Not content with figuring out that lasagna automatically makes me warm
and fuzzy, W noticed that I often snacked on the instant arroz caldo
mixes that I was thrilled to find at a nearby No Frills supermarket.
He then set about figuring out how to pronounce it (important first
step!), and how to prepare it. We ended up combining several recipes
from the Internet and throwing in *way* more garlic and ginger than
the Westernized recipes called for. We put in too much chicken meat
(will fix that next time), but the rest of it was just perfect –
glutinous rice dissolving into a chicken broth that had simmered to

The only point of disagreement came when I sauteed the garlic
yesterday. I chopped up the garlic and threw it into the pan. W looked
at me in surprise and threw in the sliced onion as well, explaining
that he usually cooks the onion first in order to avoid burning the
garlic. I pointed out that the recipe specifically called for the
garlic to be lightly browned first. We compromised by cooking the two
separately in the same pot, and the dish wasn’t affected.

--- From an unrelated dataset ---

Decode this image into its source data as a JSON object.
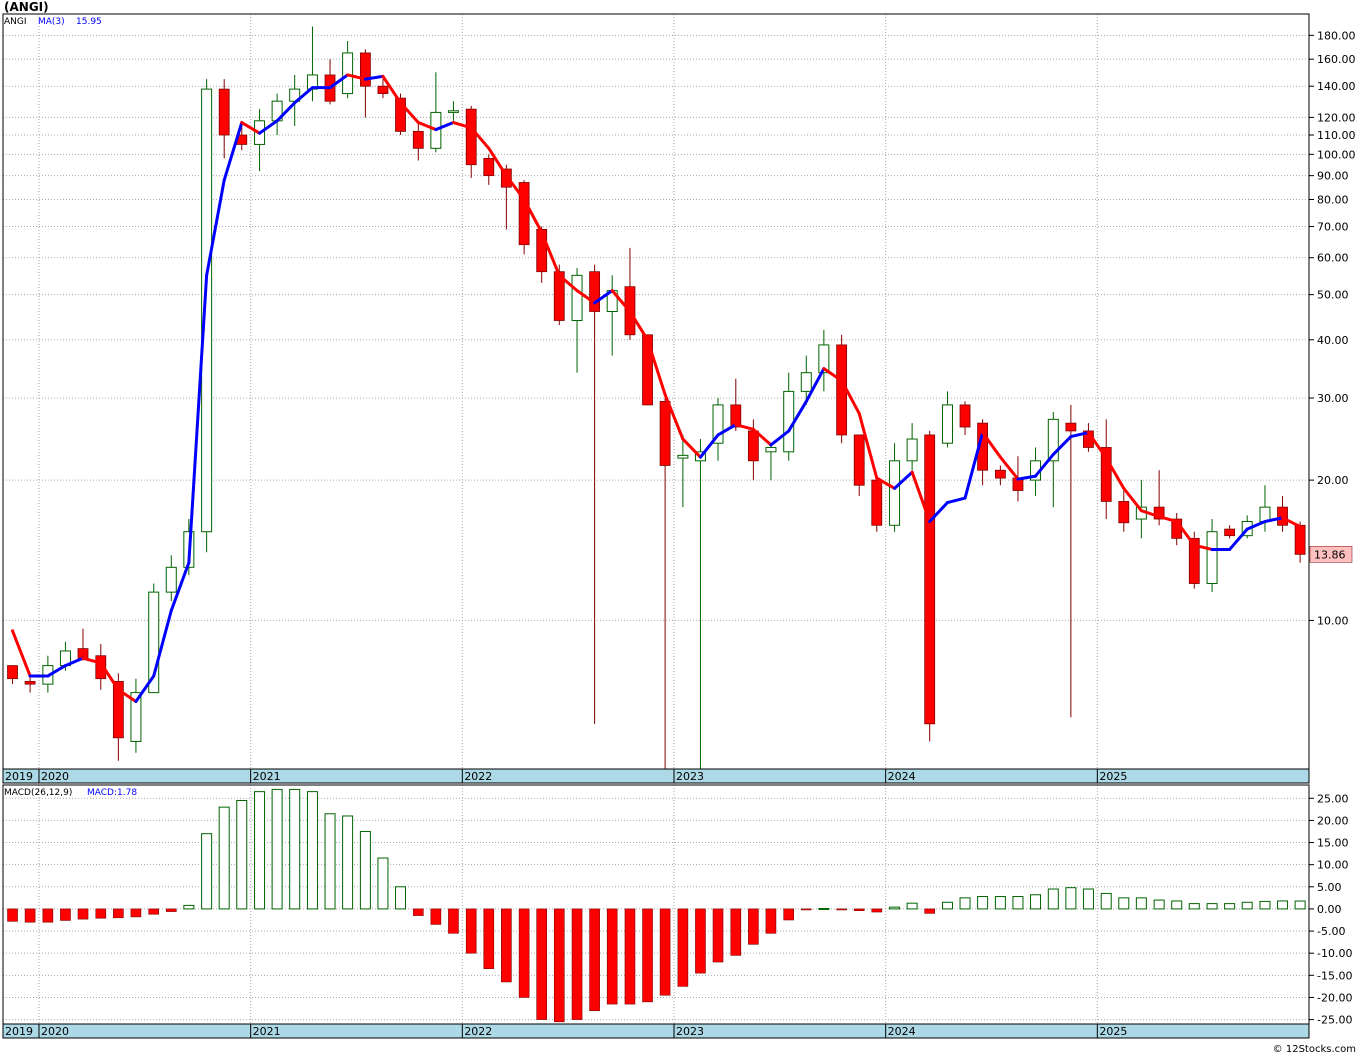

When I fried garlic again today, though, the reason for this
disagreement came to light. Aparently, Western cooking hardly ever
lets the garlic color. In fact, recipes often make a point of it. For
arroz caldo, though, you *want* crunchy golden garlic. With that kind
of clarification, we came to full agreement.

But look! Arroz caldo! Isn’t he so sweet? And now he’s looking up how
to make champorado, even though he can’t believe that chocolate rice
porridge is supposed to be a breakfast thing.